SEATTLE, Washington — Introduced by Senator Rubio and Senator Kaine, two members of the Senate Committee on Foreign Relations, S. Res. 511 praises the Global Alliance for Vaccines and Immunization (GAVI), for its work to expand access to vaccines and immunizations, especially to the most vulnerable children in developing countries. The bill expresses continued U.S. support for GAVI, the Vaccine Alliance, as “an efficient and effective mechanism to advance global health security and save lives,” and is currently under consideration by the U.S. Senate.
The Vaccine Alliance
Launched in January 2000, GAVI is an independent and multilateral public-private partnership that aims to “save lives, reduce poverty and protect the world against the threat of epidemics.” The organization’s primary goals include increasing equitable coverage of vaccines, strengthening healthcare systems to improve the effectiveness of immunization delivery and making national immunization programs more sustainable.
In the coming five years, GAVI will be shifting its focus toward serving unreached and under-immunized children.
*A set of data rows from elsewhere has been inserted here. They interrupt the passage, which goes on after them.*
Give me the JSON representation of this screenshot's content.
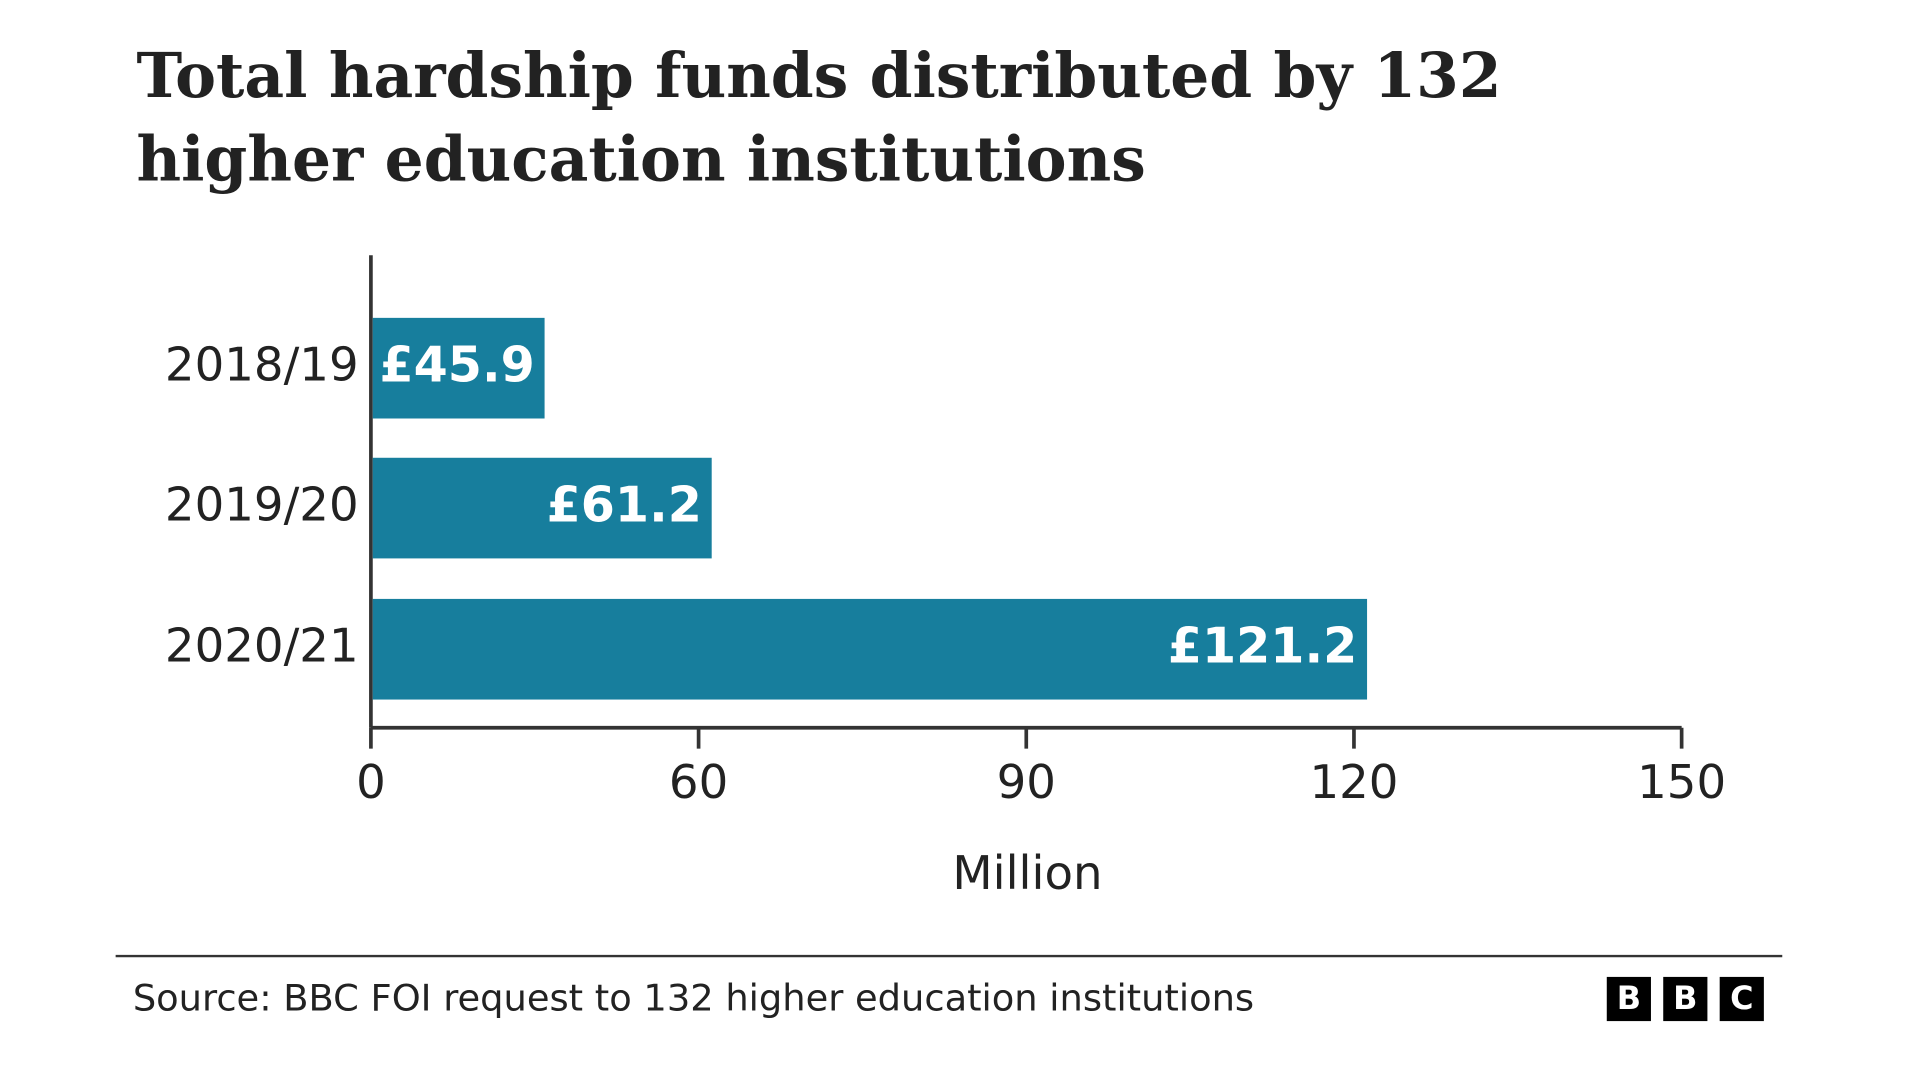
{
  "chart_data": {
    "type": "bar",
    "orientation": "horizontal",
    "title": "Total hardship funds distributed by 132 higher education institutions",
    "categories": [
      "2018/19",
      "2019/20",
      "2020/21"
    ],
    "values": [
      45.9,
      61.2,
      121.2
    ],
    "value_labels": [
      "£45.9",
      "£61.2",
      "£121.2"
    ],
    "color": "#177e9d",
    "xlim": [
      30,
      150
    ],
    "xticks": [
      {
        "value": 30,
        "label": "0"
      },
      60,
      90,
      120,
      150
    ],
    "xlabel": "Million",
    "source": "Source: BBC FOI request to 132 higher education institutions",
    "logo": [
      "B",
      "B",
      "C"
    ]
  }
}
The organization will place greater emphasis on targeting its approaches for various GAVI-eligible countries and on programmatic sustainability. Furthermore, GAVI will prioritize vaccine introductions in developing countries and provide “limited and catalytic support for select former and never Gavi-eligible countries.”
GAVI receives funding from governments, most notably from the United Kingdom, United States and Norway, as well as from private donors. From the year 2000 to the end of 2019, the U.S. government has contributed well over $2 billion to the organization, making up 13% of GAVI’s total contributions. The largest private donor, the Gates Foundation, gave nearly $4 billion. This donation makes up around 20% percent of the contributions given over the last 20 years.
Because of GAVI’s work in developing countries, childhood mortality has been cut in half as an increase in worldwide immunization has prevented approximately 13 million deaths. These increased rates of immunization have led to a decline in the spread of deadly infectious diseases. This impact is especially important as it improves global health security despite challenges like climate change, conflict and human migration. On a national scale, GAVI has helped to improve several countries’ vaccine coverage and overall healthcare systems, which enables them to prevent disease outbreaks.
Besides direct public health benefits, GAVI’s work has allowed children to grow up healthier and communities to thrive, meaning that nations are more socially stable and prosperous. According to the GAVI website, for every $1 (U.S.) invested in vaccines in GAVI-supported countries, there is a $54 return in savings from averted illness and broader societal benefits of people living longer, healthier lives. In other words, there is a significant economic benefit to increasing vaccinations and immunizations.
Senate Resolution 511
S.Res. 511 expresses support for the United States’ role in helping to save the lives of children in developing countries with vaccines and immunization through GAVI, the Vaccine Alliance. The resolution notes that providing access to vaccines can not only save children from dying of preventable diseases but also reduce poverty and spur economic growth. It states that GAVI has supported vaccine initiatives in 73 countries and has contributed to a 70% decline in the number of deaths from vaccine-preventable diseases. According to S.Res. 511, GAVI has helped over 760 million people get vaccinated.
Of the many successes of the organization, the resolution notes that it has altered the global market for vaccines so that prices are more predictable in developing countries and all around the world. GAVI has played a significant role in developing, testing and stockpiling vaccines for Ebola, polio and malaria, among other deadly diseases. According to the Senate resolution, the U.S. has always been a leading supporter of GAVI, and U.S. support for the organization will be crucial to its future success.
Thus, S.Res. 511 commends GAVI’s efforts to expand access to vaccines and immunization to the most vulnerable people around the world. It declares the U.S. Government’s support for the work of GAVI and its partners as an effective and efficient way to improve global health security, reduce deaths from preventable diseases and reduce the cost of vaccines. The resolution also affirms U.S. support for GAVI’s goal of securing at least $7.4 trillion in donor commitments at GAVI’s third donor replenishment meeting in June 2020.
Status of the Resolution
On February 27, 2020, Senator Marco Rubio [R-FL] introduced S. Res. 511. The resolution, which has seven cosponsors (6D, 1R), was assigned to the Senate Foreign Relations Committee for consideration. On May 21, the Committee voted to issue a report on the resolution for the whole Senate to consider it further.
According to Dr. Joanne Carter, GAVI’s Executive Director of RESULTS, “Strong U.S. support for the GAVI Vaccine Alliance can help assist countries to immunize more than 300 million more children, helping prevent not just disease, but also poverty.” If passed, S.Res. 511 would be a meaningful, positive step toward this goal.